The Journal of Photochemistry and Photobiology (December 31, 2001) stated that the polyphenols "are the active ingredients in green tea and possess antioxidant, anti-inflammatory and anticarcinogenic properties. Studies conducted by our group on human skin have demonstrated that green tea polyphenols (GTP) prevent ultraviolet (UV)-B…-induced immune suppression and skin cancer induction." Green tea and the other teas (e.g., white tea, which is what green tea begins as) show a good deal of promise for skin, but they are not the miracle that cosmetics and health food companies make them out to be. As the Annual Review of Pharmacology and Toxicology (January 2002, pages 25–54) put it, "Tea has received a great deal of attention because tea polyphenols are strong antioxidants, and tea preparations have inhibitory activity against tumorigenesis. The bioavailability and biotransformation of tea polyphenols, however, are key factors limiting these activities in vivo [in humans]. Epidemiological studies … have not yielded clear conclusions concerning the protective effects of tea consumption against cancer formation in humans."

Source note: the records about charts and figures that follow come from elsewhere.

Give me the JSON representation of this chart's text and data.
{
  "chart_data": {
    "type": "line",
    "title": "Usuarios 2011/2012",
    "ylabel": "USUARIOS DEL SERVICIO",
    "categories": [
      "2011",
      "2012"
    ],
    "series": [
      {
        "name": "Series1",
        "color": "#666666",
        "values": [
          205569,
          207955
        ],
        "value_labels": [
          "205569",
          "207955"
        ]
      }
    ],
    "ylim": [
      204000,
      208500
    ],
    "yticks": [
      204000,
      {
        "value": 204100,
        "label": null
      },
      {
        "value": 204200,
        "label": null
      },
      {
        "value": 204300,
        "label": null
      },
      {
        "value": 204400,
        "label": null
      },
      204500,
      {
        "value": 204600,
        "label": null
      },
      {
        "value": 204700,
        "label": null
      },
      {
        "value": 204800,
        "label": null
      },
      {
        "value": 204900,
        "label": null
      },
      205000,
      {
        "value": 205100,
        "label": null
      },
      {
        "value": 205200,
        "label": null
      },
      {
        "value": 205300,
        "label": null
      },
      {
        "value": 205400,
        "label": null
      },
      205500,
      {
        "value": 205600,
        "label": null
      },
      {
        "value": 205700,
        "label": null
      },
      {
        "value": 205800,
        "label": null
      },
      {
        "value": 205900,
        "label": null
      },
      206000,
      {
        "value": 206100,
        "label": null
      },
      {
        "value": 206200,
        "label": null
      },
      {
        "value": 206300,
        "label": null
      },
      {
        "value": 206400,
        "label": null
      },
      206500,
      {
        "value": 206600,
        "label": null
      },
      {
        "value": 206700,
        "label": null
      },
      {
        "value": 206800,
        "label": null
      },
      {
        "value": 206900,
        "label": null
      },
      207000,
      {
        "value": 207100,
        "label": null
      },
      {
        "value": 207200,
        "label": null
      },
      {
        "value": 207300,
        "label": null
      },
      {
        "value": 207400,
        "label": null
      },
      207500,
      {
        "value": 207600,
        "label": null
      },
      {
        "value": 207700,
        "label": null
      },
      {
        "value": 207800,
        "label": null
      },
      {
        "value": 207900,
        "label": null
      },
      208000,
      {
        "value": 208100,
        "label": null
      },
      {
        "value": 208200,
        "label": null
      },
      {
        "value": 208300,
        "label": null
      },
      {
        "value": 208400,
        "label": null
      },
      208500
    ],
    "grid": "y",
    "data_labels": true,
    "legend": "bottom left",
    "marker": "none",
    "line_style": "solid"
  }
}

Most researchers agree that tea (black, green, or white) has potent anti-inflammatory properties and that it is a potent antioxidant whether consumed orally or applied topically. Current research also indicates that epigallocatechin-3-gallate (EGCG), an extract of tea, can prevent collagen breakdown and reduce UV damage to skin, which is a very good reason to use skin-care products that contain one or more forms of tea (Sources: Cosmetic Dermatology, October 2010, pages 446-449; Archives of Dermatological Research, March 2010, pages 71–83; Skin Pharmacology and Physiology, September 2009, pages 299–304; Skin Research and Technology, August 2009, pages 338–345; Dermatologic Surgery, July 2009, pages 1,057–1,065; Experimental Dermatology, June 2009, pages 522–526; Food and Chemical Toxicology, April 2008, pages 1,298–1,307; Photodermatology, Photoimmunology, and Photomedicine, February 2007, pages 48–56; Journal of Dermatological Science, December 2005, pages 195–204; and Skin Pharmacology and Applied Skin Physiology, 2001, pages 69–76).